After decades pursuing the topic and bucking public health orthodoxy, Milton’s research has recently been central to influential bodies like the World Health Organization and the CDC doing about-faces on the issue, and admitting the role of aerosols in virus transmission.
“The public health guidelines for disease prevention need to be informed by the best scientific data,” said Dr. Boris Lushniak, dean of the School of Public Health. “Dr. Milton’s research has important implications for the advice we give and measures we take to protect people from the virus that causes Covid-19, from influenza and other respiratory viruses.”
Among the major questions the current research will try to answer is who can spread the virus, and how soon after infection? Are some people so-called “superspreaders” who shed much more virus than others?

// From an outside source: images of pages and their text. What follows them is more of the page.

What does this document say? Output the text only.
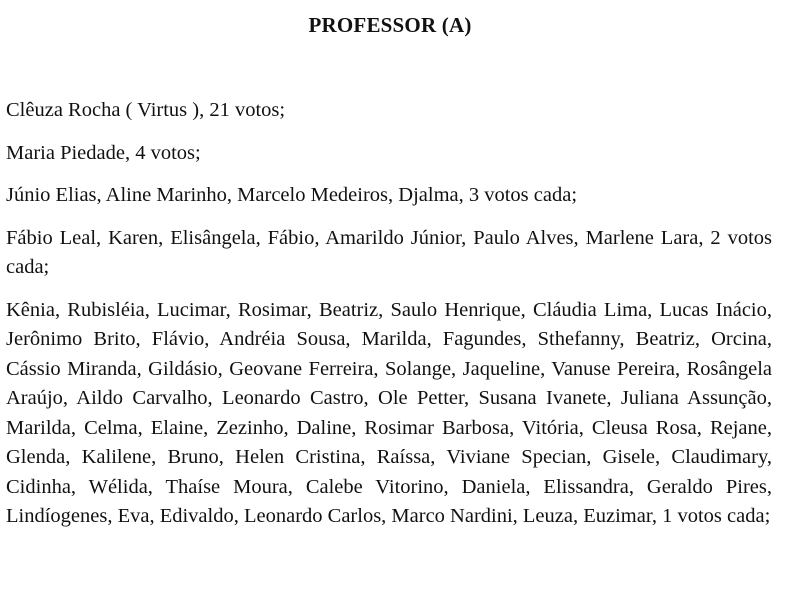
PROFESSOR (A)

Clêuza Rocha ( Virtus ), 21 votos;

Maria Piedade, 4 votos;

Júnio Elias, Aline Marinho, Marcelo Medeiros, Djalma, 3 votos cada;

Fábio Leal, Karen, Elisângela, Fábio, Amarildo Júnior, Paulo Alves, Marlene Lara, 2 votos cada;

Kênia, Rubisléia, Lucimar, Rosimar, Beatriz, Saulo Henrique, Cláudia Lima, Lucas Inácio, Jerônimo Brito, Flávio, Andréia Sousa, Marilda, Fagundes, Sthefanny, Beatriz, Orcina, Cássio Miranda, Gildásio, Geovane Ferreira, Solange, Jaqueline, Vanuse Pereira, Rosângela Araújo, Aildo Carvalho, Leonardo Castro, Ole Petter, Susana Ivanete, Juliana Assunção, Marilda, Celma, Elaine, Zezinho, Daline, Rosimar Barbosa, Vitória, Cleusa Rosa, Rejane, Glenda, Kalilene, Bruno, Helen Cristina, Raíssa, Viviane Specian, Gisele, Claudimary, Cidinha, Wélida, Thaíse Moura, Calebe Vitorino, Daniela, Elissandra, Geraldo Pires, Lindíogenes, Eva, Edivaldo, Leonardo Carlos, Marco Nardini, Leuza, Euzimar, 1 votos cada;
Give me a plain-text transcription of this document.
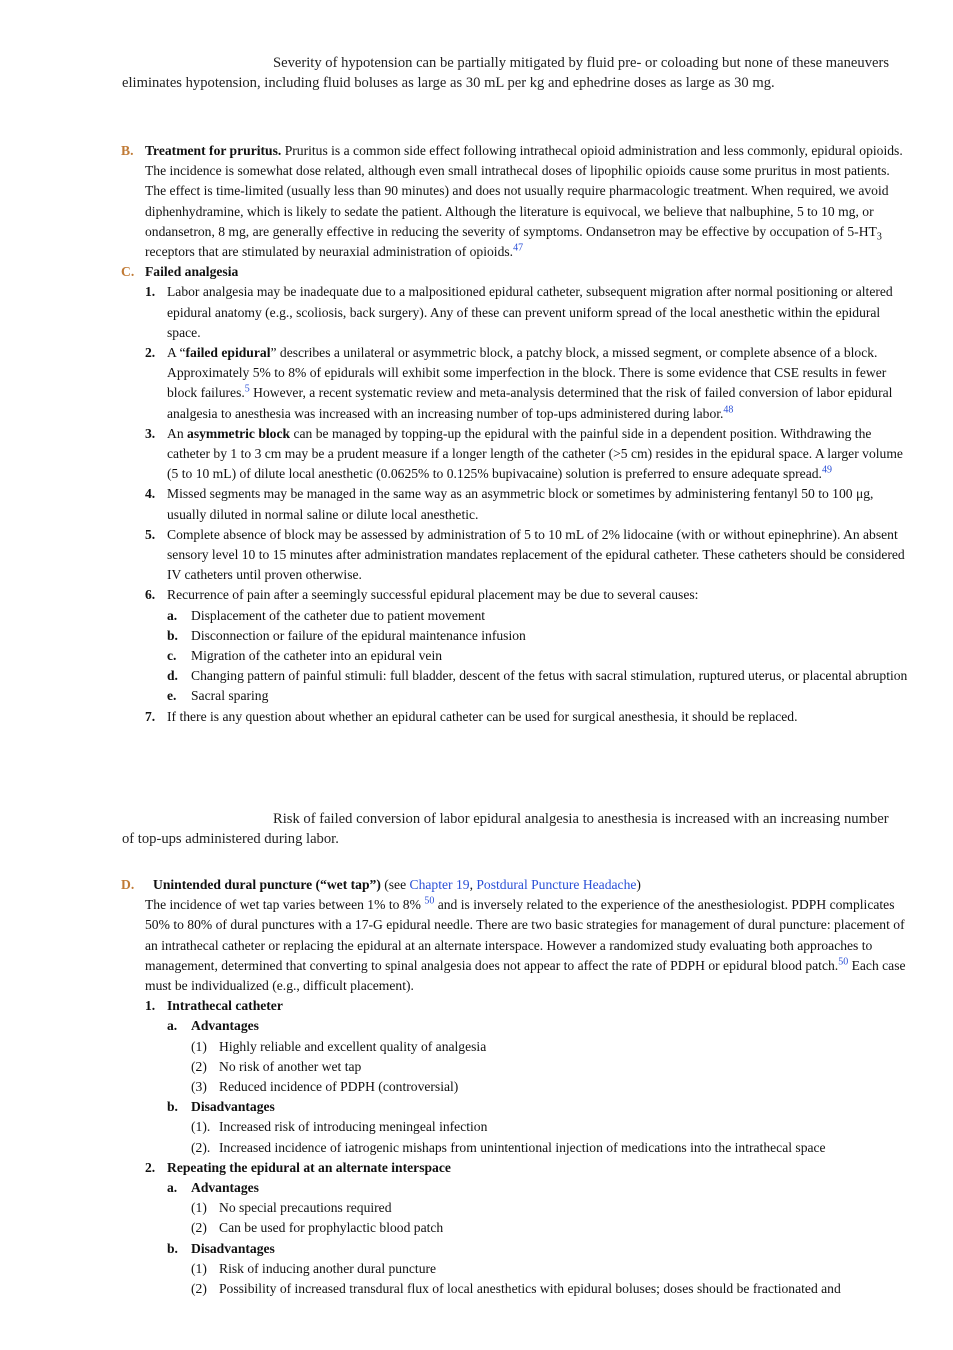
Severity of hypotension can be partially mitigated by fluid pre- or coloading but none of these maneuvers eliminates hypotension, including fluid boluses as large as 30 mL per kg and ephedrine doses as large as 30 mg.
B. Treatment for pruritus. Pruritus is a common side effect following intrathecal opioid administration and less commonly, epidural opioids. The incidence is somewhat dose related, although even small intrathecal doses of lipophilic opioids cause some pruritus in most patients. The effect is time-limited (usually less than 90 minutes) and does not usually require pharmacologic treatment. When required, we avoid diphenhydramine, which is likely to sedate the patient. Although the literature is equivocal, we believe that nalbuphine, 5 to 10 mg, or ondansetron, 8 mg, are generally effective in reducing the severity of symptoms. Ondansetron may be effective by occupation of $5-HT_3$ receptors that are stimulated by neuraxial administration of opioids.$^{47}$
C. Failed analgesia
1. Labor analgesia may be inadequate due to a malpositioned epidural catheter, subsequent migration after normal positioning or altered epidural anatomy (e.g., scoliosis, back surgery). Any of these can prevent uniform spread of the local anesthetic within the epidural space.
2. A “failed epidural” describes a unilateral or asymmetric block, a patchy block, a missed segment, or complete absence of a block. Approximately 5% to 8% of epidurals will exhibit some imperfection in the block. There is some evidence that CSE results in fewer block failures.$^5$ However, a recent systematic review and meta-analysis determined that the risk of failed conversion of labor epidural analgesia to anesthesia was increased with an increasing number of top-ups administered during labor.$^{48}$
3. An asymmetric block can be managed by topping-up the epidural with the painful side in a dependent position. Withdrawing the catheter by 1 to 3 cm may be a prudent measure if a longer length of the catheter (>5 cm) resides in the epidural space. A larger volume (5 to 10 mL) of dilute local anesthetic (0.0625% to 0.125% bupivacaine) solution is preferred to ensure adequate spread.$^{49}$
4. Missed segments may be managed in the same way as an asymmetric block or sometimes by administering fentanyl 50 to 100 μg, usually diluted in normal saline or dilute local anesthetic.
5. Complete absence of block may be assessed by administration of 5 to 10 mL of 2% lidocaine (with or without epinephrine). An absent sensory level 10 to 15 minutes after administration mandates replacement of the epidural catheter. These catheters should be considered IV catheters until proven otherwise.
6. Recurrence of pain after a seemingly successful epidural placement may be due to several causes:
a.	Displacement of the catheter due to patient movement
b. Disconnection or failure of the epidural maintenance infusion
c.	Migration of the catheter into an epidural vein
d. Changing pattern of painful stimuli: full bladder, descent of the fetus with sacral stimulation, ruptured uterus, or placental abruption
e.	Sacral sparing
7. If there is any question about whether an epidural catheter can be used for surgical anesthesia, it should be replaced.
Risk of failed conversion of labor epidural analgesia to anesthesia is increased with an increasing number of top-ups administered during labor.
D.	Unintended dural puncture (“wet tap”) (see Chapter 19, Postdural Puncture Headache)
The incidence of wet tap varies between 1% to 8% $^{50}$ and is inversely related to the experience of the anesthesiologist. PDPH complicates 50% to 80% of dural punctures with a 17-G epidural needle. There are two basic strategies for management of dural puncture: placement of an intrathecal catheter or replacing the epidural at an alternate interspace. However a randomized study evaluating both approaches to management, determined that converting to spinal analgesia does not appear to affect the rate of PDPH or epidural blood patch.$^{50}$ Each case must be individualized (e.g., difficult placement).
1. Intrathecal catheter
a.	Advantages
(1) Highly reliable and excellent quality of analgesia
(2) No risk of another wet tap
(3) Reduced incidence of PDPH (controversial)
b. Disadvantages
(1). Increased risk of introducing meningeal infection
(2). Increased incidence of iatrogenic mishaps from unintentional injection of medications into the intrathecal space
2. Repeating the epidural at an alternate interspace
a.	Advantages
(1) No special precautions required
(2) Can be used for prophylactic blood patch
b. Disadvantages
(1) Risk of inducing another dural puncture
(2) Possibility of increased transdural flux of local anesthetics with epidural boluses; doses should be fractionated and
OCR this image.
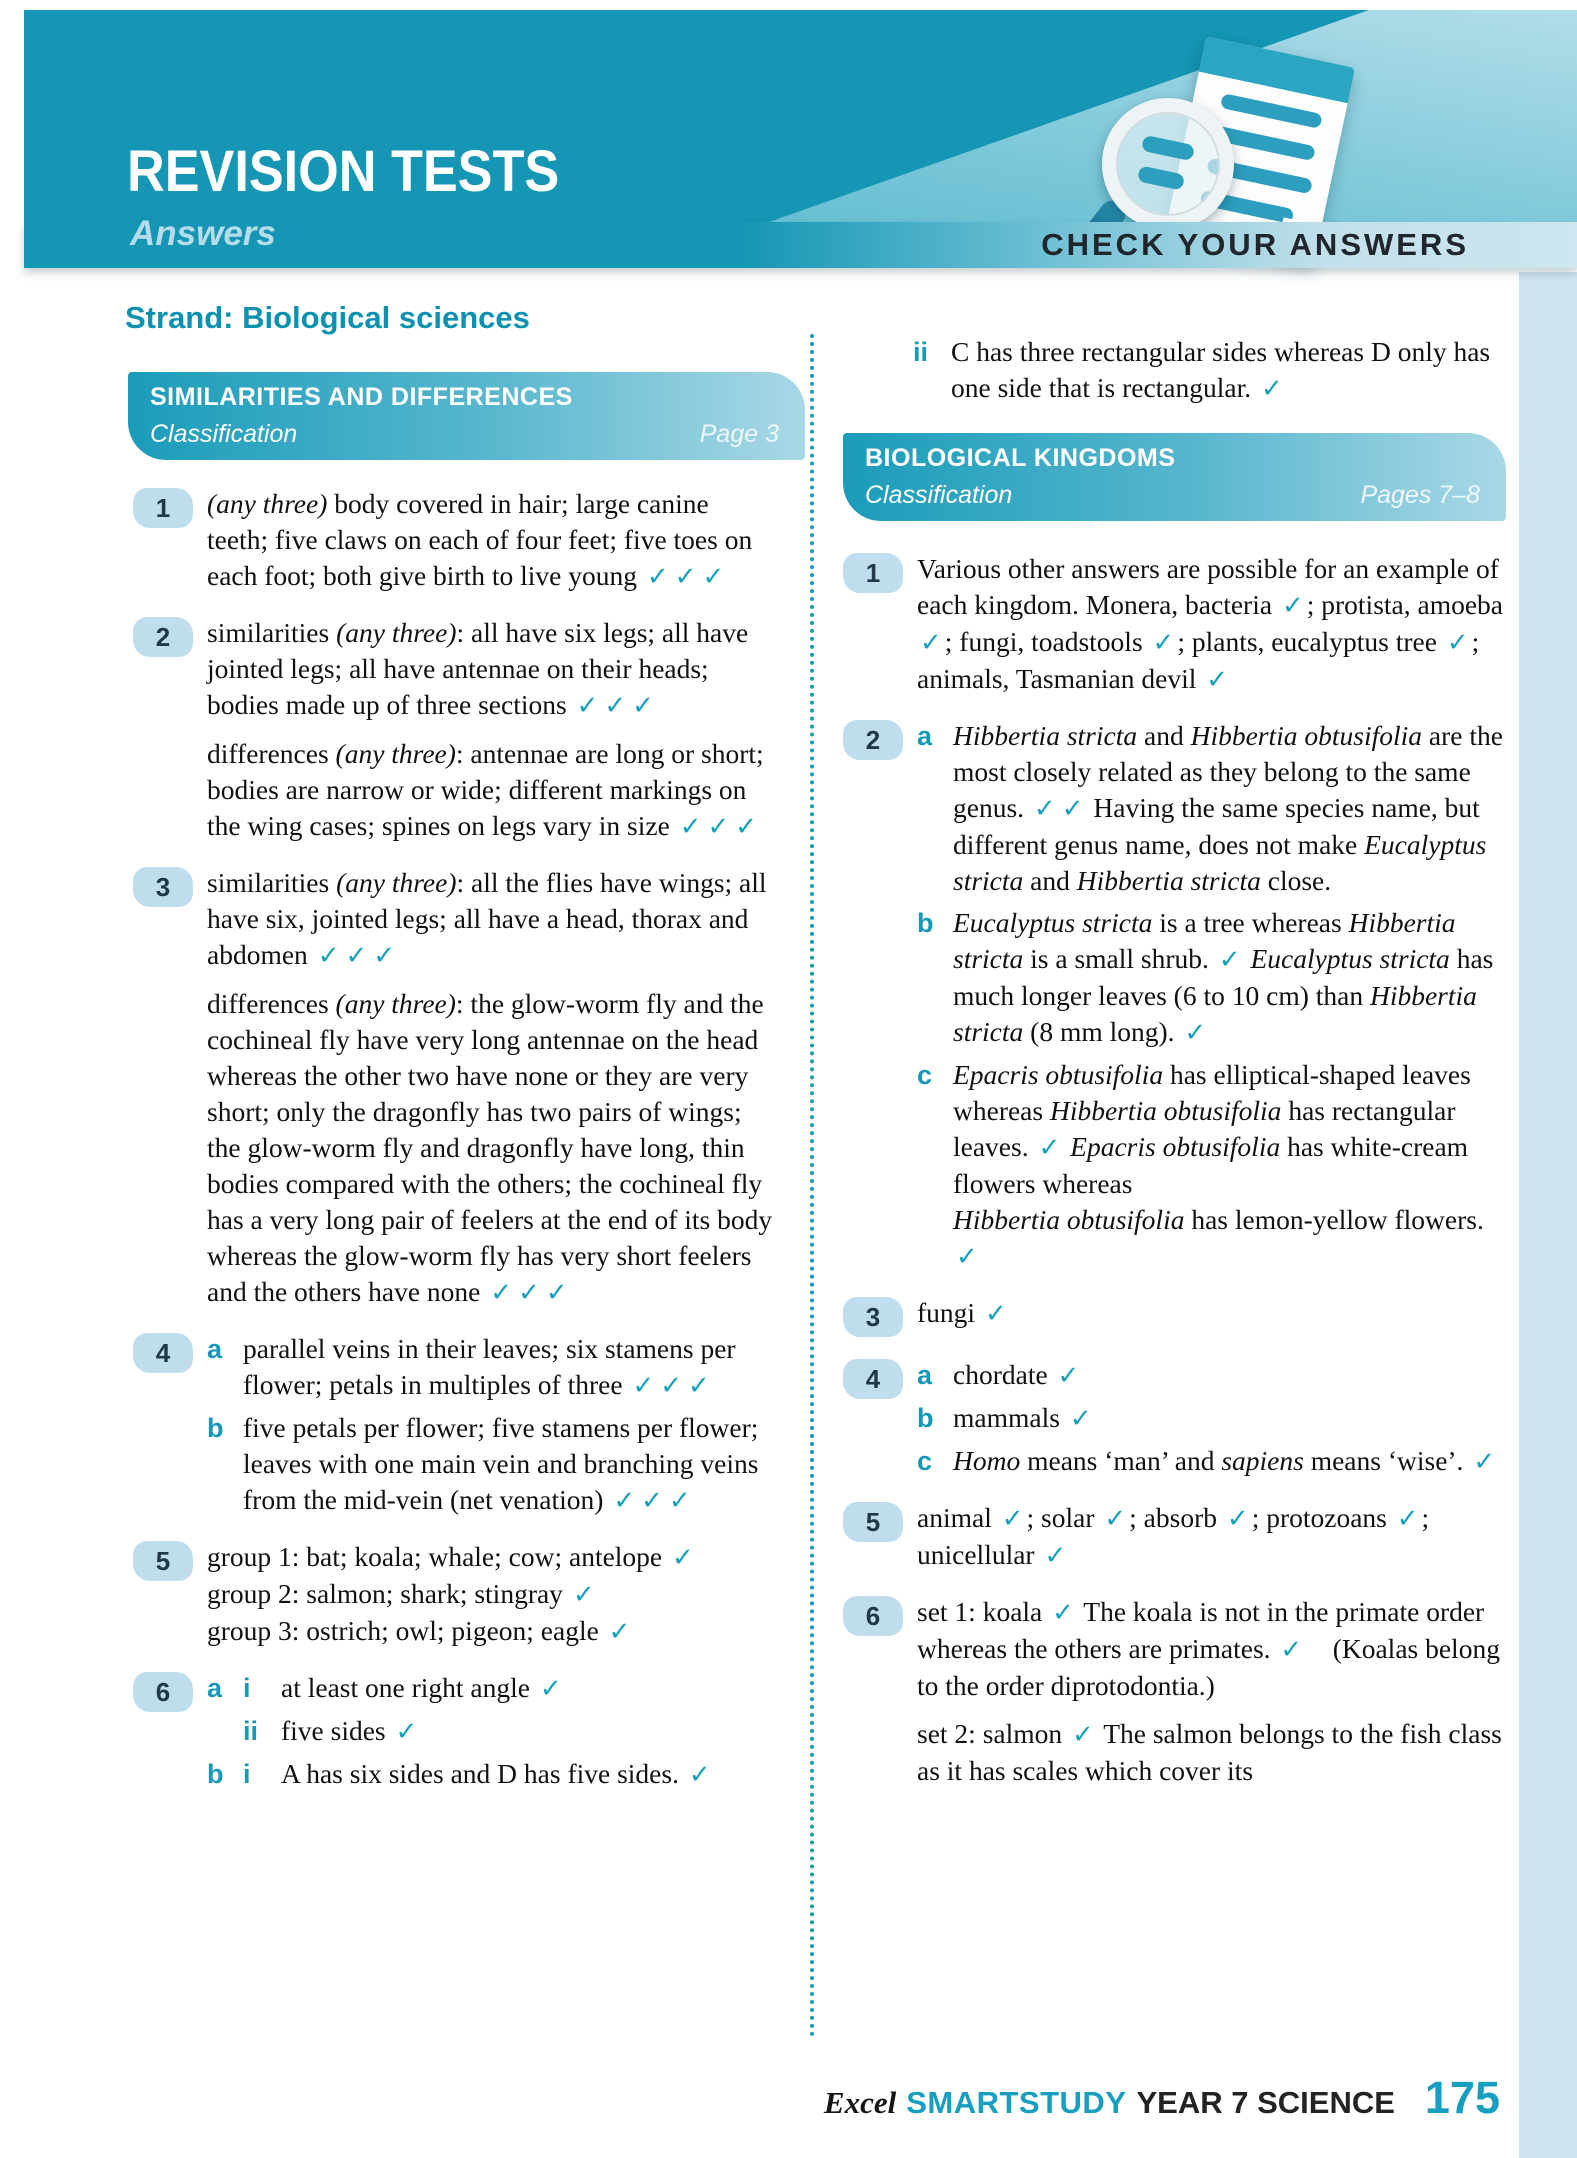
REVISION TESTS
Answers	CHECK YOUR ANSWERS
Strand: Biological sciences
SIMILARITIES AND DIFFERENCES
Classification	Page 3
1	(any three) body covered in hair; large canine teeth; five claws on each of four feet; five toes on each foot; both give birth to live young ✓ ✓ ✓
2	similarities (any three): all have six legs; all have jointed legs; all have antennae on their heads; bodies made up of three sections ✓ ✓ ✓
differences (any three): antennae are long or short; bodies are narrow or wide; different markings on the wing cases; spines on legs vary in size ✓ ✓ ✓
3	similarities (any three): all the flies have wings; all have six, jointed legs; all have a head, thorax and abdomen ✓ ✓ ✓
differences (any three): the glow-worm fly and the cochineal fly have very long antennae on the head whereas the other two have none or they are very short; only the dragonfly has two pairs of wings; the glow-worm fly and dragonfly have long, thin bodies compared with the others; the cochineal fly has a very long pair of feelers at the end of its body whereas the glow-worm fly has very short feelers and the others have none ✓ ✓ ✓
4	a parallel veins in their leaves; six stamens per flower; petals in multiples of three ✓ ✓ ✓
b five petals per flower; five stamens per flower; leaves with one main vein and branching veins from the mid-vein (net venation) ✓ ✓ ✓
5	group 1: bat; koala; whale; cow; antelope ✓
group 2: salmon; shark; stingray ✓
group 3: ostrich; owl; pigeon; eagle ✓
6	a i	at least one right angle ✓
ii five sides ✓
b i	A has six sides and D has five sides. ✓
ii C has three rectangular sides whereas D only has one side that is rectangular. ✓
BIOLOGICAL KINGDOMS
Classification	Pages 7–8
1	Various other answers are possible for an example of each kingdom. Monera, bacteria ✓ ; protista, amoeba ✓ ; fungi, toadstools ✓ ; plants, eucalyptus tree ✓ ; animals, Tasmanian devil ✓
2	a Hibbertia stricta and Hibbertia obtusifolia are the most closely related as they belong to the same genus. ✓ ✓ Having the same species name, but different genus name, does not make Eucalyptus stricta and Hibbertia stricta close.
b Eucalyptus stricta is a tree whereas Hibbertia stricta is a small shrub. ✓ Eucalyptus stricta has much longer leaves (6 to 10 cm) than Hibbertia stricta (8 mm long). ✓
c Epacris obtusifolia has elliptical-shaped leaves whereas Hibbertia obtusifolia has rectangular leaves. ✓ Epacris obtusifolia has white-cream flowers whereas
Hibbertia obtusifolia has lemon-yellow flowers. ✓
3	fungi ✓
4	a chordate ✓
b mammals ✓
c Homo means ‘man’ and sapiens means ‘wise’. ✓
5	animal ✓ ; solar ✓ ; absorb ✓ ; protozoans ✓ ; unicellular ✓
6	set 1: koala ✓ The koala is not in the primate order whereas the others are primates. ✓    (Koalas belong to the order diprotodontia.)
set 2: salmon ✓ The salmon belongs to the fish class as it has scales which cover its
Excel SMARTSTUDY YEAR 7 SCIENCE 175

And what role is played one particular, devious feature of COVID-19?
“To the extent people are infected and asymptomatic, they’re of particular interest to us,” he said. “We want to know to what extent they can shed virus into the air when they appear to be well.”
One infected participant, public health science major Arik Tieke ’21, experienced some flu-like symptoms in late September but recovered after several days, and was cleared to leave quarantine last week.
While sick with the virus, he stuck his face into the trumpet-like collection tube of the Gesundheit II machine several times, sitting through 30-minute sessions first without a mask, then wearing one, to help gauge the effectiveness of face coverings.
He joked he was grateful that part of the test involved a few minutes of speaking into the tube: “I happen to be quite a big talker, and if I’m in a room with someone for an hour, I like to converse with them.”
Tieke, who believes he contracted the virus from an off-campus apartment roommate, who in turn contracted it from his girlfriend, said he’s at least glad his short illness might lead to new scientific knowledge—and maybe more authoritative arguments to mask up. He said he’s always taken social distancing and mask-wearing seriously, and wishes everyone would.
“I see people going about their activities as if everything were normal—no masks, just heading toward the bars,” he said. “Kids don’t read the news? If you could just give it a few months, you can eventually get back to having fun, and it’ll be safe.”